Austria has a comparatively low youth unemployment rate. One of the reasons is the high quality vocational education and training system. However, the VET system faces new challenges due to the demographic change, a decreasing number of training companies, a looming shortage of skilled workers and integration problems of young people with migrant background; and an increasing number of dropouts from apprenticeship training. Initiatives to counteract these challenges are obligatory training until the age of 18, the inclusion of quality management in the Vocational Training Act, and coaching and counselling for apprentices and training companies.

There are a couple of challenges the Austrian VET system is facing right now:

In 2017, Austria had the fourth lowest youth unemployment rate in the EU-28 countries (cf. http://wko.at/statistik/Extranet/Bench/jarb.pdf, retrieved on 02.07.2018). Between 2011 and 2016 the rates slightly increased  (from 8.9% in 2011 to 11.2% in 2016) while the EU-28 average decreased between 2013 ( 24.2) and 2016 (20.9%).

The total number of apprentices has been decreasing rather dramatically (as did the number of companies offering apprenticeships places) within the last five years. The main reason – but not the only reason - Is the demographic change. At the same time the looming shortage of skilled workers becomes more and more apparent.

Two groups of young people deserve specific attention: those with migrant background as they have to be better integrated especially in the apprenticeship system and those with difficulties to stay in the education and training system – the potential or real dropouts.

To deal with these challenges and to keep and increase the quality of the vocational education and training system a couple of initiatives and statutory regulations have been developed. Three of them are mentioned here as follows:

Obligatory training until the age of 18

In 2013 the Austrian government introduced an “education and training guarantee” (Ausbildungsgarantie) till the age of 18. To make this guarantee possible more than 11,000 supra-company training places have been created. Financing comes from the Labour Market Service.

In June 2016 a law on obligatory training or education till this age passed the parliament. Since 2018 there has been the obligation for all young persons under 18 to either stay in school (usually: upper secondary level) or to take part in apprenticeship training (Ausbildungspflicht). Only in extreme situations there will be a punishment. The main idea is to keep the young people in the education and training system as long as they need to obtain a qualification higher than in compulsory schooling.

Quality management in the Vocational Training Act

The 2015 amendment to the Vocational Training Act (Berufsausbildungsgesetz, BAG) referenced for the first time explicitly to quality assurance and quality management in vocational training. Since then there have been a couple of new goals like orientation on competences, keeping occupation profiles up-to-date, permeability between training and education pathways and the international dimension of apprenticeship training. And there are new responsibilities for the development of quality assurance measures and instruments.

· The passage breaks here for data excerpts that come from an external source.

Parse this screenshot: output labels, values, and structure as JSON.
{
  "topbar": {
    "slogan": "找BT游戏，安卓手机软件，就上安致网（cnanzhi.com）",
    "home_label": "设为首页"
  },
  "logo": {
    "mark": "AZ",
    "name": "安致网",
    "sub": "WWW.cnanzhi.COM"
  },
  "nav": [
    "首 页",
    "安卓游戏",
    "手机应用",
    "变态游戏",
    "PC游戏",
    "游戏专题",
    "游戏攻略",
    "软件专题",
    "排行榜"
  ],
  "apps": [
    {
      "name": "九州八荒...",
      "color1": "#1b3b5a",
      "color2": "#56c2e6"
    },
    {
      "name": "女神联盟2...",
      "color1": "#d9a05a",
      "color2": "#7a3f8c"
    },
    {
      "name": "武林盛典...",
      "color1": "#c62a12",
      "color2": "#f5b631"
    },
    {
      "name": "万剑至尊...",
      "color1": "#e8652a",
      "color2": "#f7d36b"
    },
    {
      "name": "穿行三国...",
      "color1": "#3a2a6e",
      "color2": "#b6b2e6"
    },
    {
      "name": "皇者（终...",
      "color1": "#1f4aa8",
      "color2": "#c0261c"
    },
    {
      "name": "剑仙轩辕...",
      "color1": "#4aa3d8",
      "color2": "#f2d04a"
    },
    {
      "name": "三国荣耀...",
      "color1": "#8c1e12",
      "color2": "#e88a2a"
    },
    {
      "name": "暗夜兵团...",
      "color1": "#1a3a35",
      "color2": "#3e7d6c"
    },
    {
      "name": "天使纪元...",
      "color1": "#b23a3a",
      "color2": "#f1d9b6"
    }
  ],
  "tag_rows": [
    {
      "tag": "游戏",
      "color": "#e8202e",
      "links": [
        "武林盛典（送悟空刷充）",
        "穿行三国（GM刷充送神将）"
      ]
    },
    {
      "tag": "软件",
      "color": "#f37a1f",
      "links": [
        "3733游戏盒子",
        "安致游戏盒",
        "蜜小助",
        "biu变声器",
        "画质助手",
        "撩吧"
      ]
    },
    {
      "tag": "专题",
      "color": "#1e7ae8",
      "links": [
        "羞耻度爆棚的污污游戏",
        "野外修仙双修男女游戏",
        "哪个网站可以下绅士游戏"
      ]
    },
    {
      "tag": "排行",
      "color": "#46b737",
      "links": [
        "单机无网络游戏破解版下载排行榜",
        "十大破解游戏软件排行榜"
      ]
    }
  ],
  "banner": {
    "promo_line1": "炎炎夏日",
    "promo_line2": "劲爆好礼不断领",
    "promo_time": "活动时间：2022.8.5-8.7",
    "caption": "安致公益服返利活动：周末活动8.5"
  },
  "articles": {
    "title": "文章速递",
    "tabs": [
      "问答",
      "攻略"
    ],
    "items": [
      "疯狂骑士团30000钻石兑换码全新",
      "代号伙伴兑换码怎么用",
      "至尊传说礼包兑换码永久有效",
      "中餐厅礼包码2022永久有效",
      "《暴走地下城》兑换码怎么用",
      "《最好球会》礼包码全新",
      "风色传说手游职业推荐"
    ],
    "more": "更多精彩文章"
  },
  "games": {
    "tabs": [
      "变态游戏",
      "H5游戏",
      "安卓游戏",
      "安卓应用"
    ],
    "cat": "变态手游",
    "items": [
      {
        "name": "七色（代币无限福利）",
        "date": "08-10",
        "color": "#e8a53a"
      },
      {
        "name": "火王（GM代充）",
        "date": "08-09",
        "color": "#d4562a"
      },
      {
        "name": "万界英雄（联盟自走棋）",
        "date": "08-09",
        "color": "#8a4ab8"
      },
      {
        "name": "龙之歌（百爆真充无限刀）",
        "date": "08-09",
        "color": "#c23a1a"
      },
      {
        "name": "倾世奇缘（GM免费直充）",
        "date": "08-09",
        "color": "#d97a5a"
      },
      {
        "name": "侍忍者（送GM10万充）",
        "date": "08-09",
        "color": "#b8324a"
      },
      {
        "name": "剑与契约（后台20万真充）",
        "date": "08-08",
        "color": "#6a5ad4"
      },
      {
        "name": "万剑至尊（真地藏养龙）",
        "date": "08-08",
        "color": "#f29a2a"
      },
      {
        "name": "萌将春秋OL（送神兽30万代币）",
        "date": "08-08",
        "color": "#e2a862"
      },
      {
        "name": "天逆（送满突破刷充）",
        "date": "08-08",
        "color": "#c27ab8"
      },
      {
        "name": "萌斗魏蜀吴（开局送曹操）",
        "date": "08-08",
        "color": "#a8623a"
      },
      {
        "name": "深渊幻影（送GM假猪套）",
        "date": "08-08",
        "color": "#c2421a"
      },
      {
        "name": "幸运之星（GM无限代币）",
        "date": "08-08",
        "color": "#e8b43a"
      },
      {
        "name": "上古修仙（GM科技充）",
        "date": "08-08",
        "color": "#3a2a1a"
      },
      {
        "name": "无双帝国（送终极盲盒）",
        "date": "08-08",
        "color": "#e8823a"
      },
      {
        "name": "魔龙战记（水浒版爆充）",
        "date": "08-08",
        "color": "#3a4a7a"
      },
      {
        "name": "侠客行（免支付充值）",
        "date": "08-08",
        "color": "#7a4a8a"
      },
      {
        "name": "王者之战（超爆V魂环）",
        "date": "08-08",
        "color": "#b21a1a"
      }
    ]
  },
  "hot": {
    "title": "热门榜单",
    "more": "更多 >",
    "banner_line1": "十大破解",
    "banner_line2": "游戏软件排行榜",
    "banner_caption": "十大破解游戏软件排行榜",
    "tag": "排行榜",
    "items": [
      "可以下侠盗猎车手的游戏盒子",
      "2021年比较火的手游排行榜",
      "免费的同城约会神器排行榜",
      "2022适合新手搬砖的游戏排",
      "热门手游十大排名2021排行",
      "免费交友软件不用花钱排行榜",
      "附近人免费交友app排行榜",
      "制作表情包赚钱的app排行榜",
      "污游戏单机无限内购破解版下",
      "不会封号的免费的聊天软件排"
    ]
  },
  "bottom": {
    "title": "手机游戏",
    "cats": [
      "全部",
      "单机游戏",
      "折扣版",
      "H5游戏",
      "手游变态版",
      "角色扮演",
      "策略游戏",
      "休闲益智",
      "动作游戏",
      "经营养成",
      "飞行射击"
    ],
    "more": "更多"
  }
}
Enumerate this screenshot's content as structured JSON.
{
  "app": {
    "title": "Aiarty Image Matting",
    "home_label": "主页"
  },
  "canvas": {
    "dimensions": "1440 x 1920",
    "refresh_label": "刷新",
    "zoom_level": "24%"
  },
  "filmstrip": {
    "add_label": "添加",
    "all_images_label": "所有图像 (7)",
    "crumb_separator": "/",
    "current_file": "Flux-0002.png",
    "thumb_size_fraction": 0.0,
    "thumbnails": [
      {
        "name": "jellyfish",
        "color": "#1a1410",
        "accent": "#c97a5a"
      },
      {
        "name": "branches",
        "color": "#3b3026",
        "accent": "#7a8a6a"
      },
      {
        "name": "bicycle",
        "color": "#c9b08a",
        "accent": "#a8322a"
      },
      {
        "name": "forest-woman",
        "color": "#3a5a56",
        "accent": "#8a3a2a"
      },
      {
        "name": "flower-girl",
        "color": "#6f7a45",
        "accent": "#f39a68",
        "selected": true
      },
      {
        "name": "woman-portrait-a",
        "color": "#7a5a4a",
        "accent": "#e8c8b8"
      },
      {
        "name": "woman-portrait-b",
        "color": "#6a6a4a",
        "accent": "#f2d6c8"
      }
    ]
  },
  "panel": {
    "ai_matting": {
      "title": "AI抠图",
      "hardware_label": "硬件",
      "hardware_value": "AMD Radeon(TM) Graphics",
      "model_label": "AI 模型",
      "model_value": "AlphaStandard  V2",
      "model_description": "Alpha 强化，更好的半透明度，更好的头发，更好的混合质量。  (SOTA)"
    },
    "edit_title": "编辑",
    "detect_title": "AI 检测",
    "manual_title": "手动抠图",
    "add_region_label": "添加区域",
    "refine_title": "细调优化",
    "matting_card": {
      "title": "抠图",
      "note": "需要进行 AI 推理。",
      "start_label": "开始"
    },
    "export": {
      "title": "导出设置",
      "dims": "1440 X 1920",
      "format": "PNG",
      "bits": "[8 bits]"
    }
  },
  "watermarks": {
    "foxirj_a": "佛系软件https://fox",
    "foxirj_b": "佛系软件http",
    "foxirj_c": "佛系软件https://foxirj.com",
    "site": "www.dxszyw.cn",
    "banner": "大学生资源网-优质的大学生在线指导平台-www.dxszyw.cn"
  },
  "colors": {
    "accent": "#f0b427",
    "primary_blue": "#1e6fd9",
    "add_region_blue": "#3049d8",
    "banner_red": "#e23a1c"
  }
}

Coaching and counselling for apprentices and training companies

In 2012 the Ministry of Economy in tandem with the Ministry of Labour initiated a coaching scheme for apprentices and training companies, which was piloted in 2012 and 2013. Based on the results of an accompanying evaluation, in 2014 the decision was taken to continue with this measure and extend it to the whole of Austria. Since October 2015 this measure has been offered nationwide. The coaching programme aims to support apprentices and training companies during training. The goal is to facilitate positive completion of the apprenticeship-leave exam and enhance the quality of apprenticeship training, thus counteracting training drop-outs in particular.